Type plan: bestemmingsplan
Naam van het plan: De Vaert c.a.
Status: vastgesteld
Plan identificatie: NL.IMRO.0983.BPL2011012DEVAERT-VA01

Artikel 3 Agrarisch met waarden

3.1 Bestemmingsomschrijving

 
De voor 'Agrarisch met waarden' aangewezen gronden zijn bestemd voor:
  1. agrarisch gebruik;
  2. instandhouding, herstel en ontwikkeling van de aanwezige abiotische, natuurlijke, archeologische,     landschappelijke en cultuurhistorische waarden;
  3. een bufferzone verdroging, ter plaatse van de aanduiding 'bufferzone verdroging';
  4. grondgebonden landbouw, ter plaatse van de aanduiding 'grondgebonden landbouw';
  5. bescherming van middelhoge/hoge archeologische verwachting, ter plaatse van de aanduiding 'middelhoge/hoge  archeologische verwachting',
  6. bescherming van robuuste landbouw en natuur, ter plaatse van de aanduiding 'robuuste landbouw en natuur';
  7. tuinen, indien de gronden direct aansluitend aan een bouwvlak zijn gelegen;
  8. instandhouding van het oppervlaktewater;
  9. extensief recreatief medegebruik;
  10. waterhuishoudkundige voorzieningen.
 

3.2 Bouwregels

 
Op deze gronden mag niet worden gebouwd, met uitzondering van:
  1. bouwwerken, geen gebouwen zijnde, welke ter plaatse noodzakelijk zijn uit een oogpunt van doelmatige agrarische bedrijfsvoering dan wel uit een oogpunt van beheer en onderhoud overeenkomstig de bestemmingsomschrijving, waaronder begrepen beperkte voorzieningen ten behoeve van extensief recreatief medegebruik; containervelden, sleufsilo's, mestsilo's, waterbassins en foliemestbassins worden hieronder niet begrepen. 
  2. de maximale bouwhoogte van bouwwerken, geen gebouwen zijnde, bedraagt 2,00 m., met uitzondering van erf- en terreinafscheidingen waarvan de maximale bouwhoogte 1,50 m. bedraagt.

3.3 Nadere eisen

 
Burgemeester en wethouders kunnen nadere eisen stellen aan de plaats en de afmetingen van de bebouwing:
  1. ter voorkoming van onevenredige aantasting van de gebruiksmogelijkheden en het woon- en leefklimaat;
  2. ter waarborging van de stedenbouwkundige kwaliteit en beeldkwaliteit van de naaste omgeving;
  3. ter waarborging van de verkeersveiligheid;
  4. ter waarborging van de sociale veiligheid;
  5. ter voorkoming van hemelwaterproblematiek in verband met de nieuwe bebouwing en/of  
  6. oppervlakteverharding;
  7. ter waarborging van de brandveiligheid en rampenbestrijding.

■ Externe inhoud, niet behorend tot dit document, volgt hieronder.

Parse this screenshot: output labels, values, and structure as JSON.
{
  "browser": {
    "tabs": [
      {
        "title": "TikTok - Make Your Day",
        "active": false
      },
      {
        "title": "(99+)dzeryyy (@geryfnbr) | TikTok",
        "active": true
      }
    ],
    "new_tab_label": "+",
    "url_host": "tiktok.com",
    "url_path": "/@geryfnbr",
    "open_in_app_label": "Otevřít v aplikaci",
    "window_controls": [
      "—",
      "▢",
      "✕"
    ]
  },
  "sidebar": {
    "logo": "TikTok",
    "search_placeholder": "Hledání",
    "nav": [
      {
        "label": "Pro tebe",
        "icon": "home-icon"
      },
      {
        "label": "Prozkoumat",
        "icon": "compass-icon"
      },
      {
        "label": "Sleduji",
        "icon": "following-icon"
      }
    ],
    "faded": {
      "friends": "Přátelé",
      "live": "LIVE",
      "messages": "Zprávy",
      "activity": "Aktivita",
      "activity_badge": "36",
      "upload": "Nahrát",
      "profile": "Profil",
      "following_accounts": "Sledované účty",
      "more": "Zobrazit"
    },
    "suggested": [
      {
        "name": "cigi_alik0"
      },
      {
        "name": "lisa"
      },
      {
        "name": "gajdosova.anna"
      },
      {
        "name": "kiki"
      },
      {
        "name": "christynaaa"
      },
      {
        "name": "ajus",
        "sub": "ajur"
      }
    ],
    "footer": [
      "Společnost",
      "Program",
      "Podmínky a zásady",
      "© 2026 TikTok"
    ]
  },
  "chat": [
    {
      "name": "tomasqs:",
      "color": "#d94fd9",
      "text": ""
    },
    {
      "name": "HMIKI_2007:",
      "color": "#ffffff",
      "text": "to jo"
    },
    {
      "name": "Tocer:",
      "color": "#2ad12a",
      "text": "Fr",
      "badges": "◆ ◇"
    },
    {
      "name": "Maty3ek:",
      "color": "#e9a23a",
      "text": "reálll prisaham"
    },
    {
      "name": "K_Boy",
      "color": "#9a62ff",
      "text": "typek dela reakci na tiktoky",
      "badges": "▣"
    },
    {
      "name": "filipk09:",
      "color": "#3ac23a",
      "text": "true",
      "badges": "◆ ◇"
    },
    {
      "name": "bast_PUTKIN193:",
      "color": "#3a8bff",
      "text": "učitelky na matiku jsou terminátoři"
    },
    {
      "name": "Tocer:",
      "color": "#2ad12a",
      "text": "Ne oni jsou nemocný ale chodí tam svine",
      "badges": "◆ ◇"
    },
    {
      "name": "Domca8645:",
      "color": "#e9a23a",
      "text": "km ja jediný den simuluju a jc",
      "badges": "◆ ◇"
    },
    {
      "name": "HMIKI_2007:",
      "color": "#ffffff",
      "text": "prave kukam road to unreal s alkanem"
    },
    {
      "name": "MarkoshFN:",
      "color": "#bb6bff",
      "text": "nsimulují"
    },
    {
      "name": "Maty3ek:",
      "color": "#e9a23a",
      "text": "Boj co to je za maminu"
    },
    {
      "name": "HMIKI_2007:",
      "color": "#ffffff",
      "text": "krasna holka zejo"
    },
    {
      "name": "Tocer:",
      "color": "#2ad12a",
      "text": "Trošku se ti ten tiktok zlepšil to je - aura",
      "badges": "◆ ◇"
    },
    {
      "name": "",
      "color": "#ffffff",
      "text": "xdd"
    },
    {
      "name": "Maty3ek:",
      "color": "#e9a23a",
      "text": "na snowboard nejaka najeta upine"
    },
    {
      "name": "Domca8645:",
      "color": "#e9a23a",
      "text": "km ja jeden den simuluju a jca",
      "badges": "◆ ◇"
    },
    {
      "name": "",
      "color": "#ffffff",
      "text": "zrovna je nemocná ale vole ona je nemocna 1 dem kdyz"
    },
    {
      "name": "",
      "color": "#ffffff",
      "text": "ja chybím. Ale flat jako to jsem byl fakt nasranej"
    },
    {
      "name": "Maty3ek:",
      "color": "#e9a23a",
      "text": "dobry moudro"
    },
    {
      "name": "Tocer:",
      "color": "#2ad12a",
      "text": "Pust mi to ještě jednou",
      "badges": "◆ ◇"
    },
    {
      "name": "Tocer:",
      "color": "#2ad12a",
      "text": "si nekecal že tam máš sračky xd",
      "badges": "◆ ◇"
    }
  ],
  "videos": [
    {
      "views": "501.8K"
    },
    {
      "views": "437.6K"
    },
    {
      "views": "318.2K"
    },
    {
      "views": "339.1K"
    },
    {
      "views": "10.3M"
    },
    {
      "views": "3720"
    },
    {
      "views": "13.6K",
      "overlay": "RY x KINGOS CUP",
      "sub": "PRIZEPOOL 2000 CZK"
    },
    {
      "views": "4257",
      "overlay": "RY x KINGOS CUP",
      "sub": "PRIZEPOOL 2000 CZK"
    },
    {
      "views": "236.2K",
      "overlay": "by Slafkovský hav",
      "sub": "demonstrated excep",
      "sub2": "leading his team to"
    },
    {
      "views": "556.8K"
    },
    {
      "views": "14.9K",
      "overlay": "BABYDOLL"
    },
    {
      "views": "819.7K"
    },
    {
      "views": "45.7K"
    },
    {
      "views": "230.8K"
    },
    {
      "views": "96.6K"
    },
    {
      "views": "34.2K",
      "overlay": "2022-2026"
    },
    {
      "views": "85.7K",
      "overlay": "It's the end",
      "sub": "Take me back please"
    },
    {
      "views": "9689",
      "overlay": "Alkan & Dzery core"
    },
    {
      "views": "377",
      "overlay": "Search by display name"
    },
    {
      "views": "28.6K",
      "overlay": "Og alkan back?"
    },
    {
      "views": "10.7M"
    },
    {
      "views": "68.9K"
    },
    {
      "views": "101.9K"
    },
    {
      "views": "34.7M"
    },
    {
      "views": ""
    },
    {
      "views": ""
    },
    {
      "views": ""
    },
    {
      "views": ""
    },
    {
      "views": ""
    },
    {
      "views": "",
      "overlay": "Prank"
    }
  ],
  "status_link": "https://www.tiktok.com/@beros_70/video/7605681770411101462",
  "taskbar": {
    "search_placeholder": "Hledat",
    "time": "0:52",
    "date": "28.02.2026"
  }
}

3.4 Afwijken van de bouwregels

 
Het bevoegd gezag kan bij omgevingsvergunning afwijken van het bepaalde in 3.2 voor:

3.4.1 Bouwen van schuilgelegenheden

 
Het bouwen van schuilgelegenheden is toegestaan, mits wordt voldaan aan de volgende voorwaarden:
  1. de hoogte van schuilgelegenheden mag maximaal 3,00 m. bedragen;
  2. de oppervlakte van schuilgelegenheden mag maximaal 25 m2 bedragen;
  3. per kadastraal perceel, met een minimale oppervlakte van 0,50 hectare, mag maximaal één schuilgelegenheid worden opgericht;
  4. aandacht wordt besteed aan de verschillende deelaspecten namelijk water, landschappelijke inpassing, cultuurhistorie, natuur en landschap, milieu, verstening en veiligheid/overstening;
  5. aangetoond is dat geen vrijkomende agrarische bedrijfsgebouwen en/of bestaande agrarische bouwvlakken in de directe omgeving kunnen worden gebruikt ten behoeve van een schuilgelegenheid.

3.5 Specifieke gebruiksregels

 
Tot een strijdig gebruik van gronden en bouwwerken wordt in elk geval gerekend het gebruik voor:
  1. wonen;
  2. detailhandel;
  3. kamperen;
  4. opslag van goederen en materialen vóór de gevellijn;
  5. paardenbakken;
  6. het aanleggen van containervelden.